If we are going to see reform in the NHS, it must keep these two elements together – social solidarity and professionalism. While a pure profit motive will never do this, many are setting up Community Interest Companies (CICs) that hold the values of service and social solidarity alongside professionalism and a social entrepreneurship that is creating innovative responses to real needs.

In Manchester, where health and social care budgets are combined and are being commissioned jointly in a trial known as DevoManc, I have seen some real examples of this. One such CIC was started off by a medical student on an Oldham council estate who saw the lack of local GP services in her community. She challenged the local commissioning group about this, and they instead got her to set up a practice to address the needs she saw. The model of whole person care that the practice developed (drawn from a Christian world view) involved working with local community groups, churches and others to address the social as well as health needs of the people on the estate. It was so effective that the CIC she founded to run the practice is now managing nine practices across Greater Manchester, specialising in providing health in areas of social deprivation.

They have gone on to developed specialised community services such as Focused Care to help patients who have difficulty accessing services and complying with treatment. This service marries health and social services in an innovative, family focused approach to supporting patients with complex health and social needs.

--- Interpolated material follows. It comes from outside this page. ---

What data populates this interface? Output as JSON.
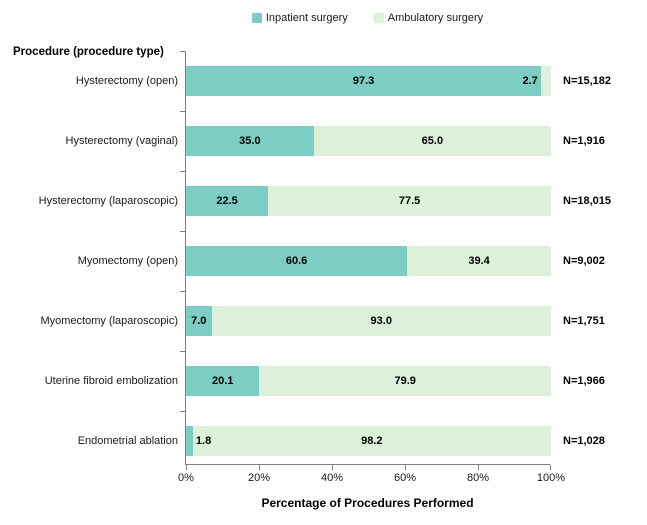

This example shows how a private company can be moved, not by a profit motive, but by the ethos of care and compassion at the heart of the NHS’s founding principles. It also shows how small bodies can innovate in a way that larger organisations can sometimes struggle to emulate.

There are many other such innovations that should be part of the fresh thinking needed for health service reform. That many (though not all) of these are faith based should come as no surprise. The church has owned the ethos of social solidarity since it began two thousand years ago. Simply because it is the natural outworking of the gospel of Jesus Christ.

So, Mr Hunt, if you are listening as you survey your expanded DHSC kingdom, you would do well to come and talk to those out in the community who are already re-imagining health and social care, many of whom do so in service of another, much greater Kingdom.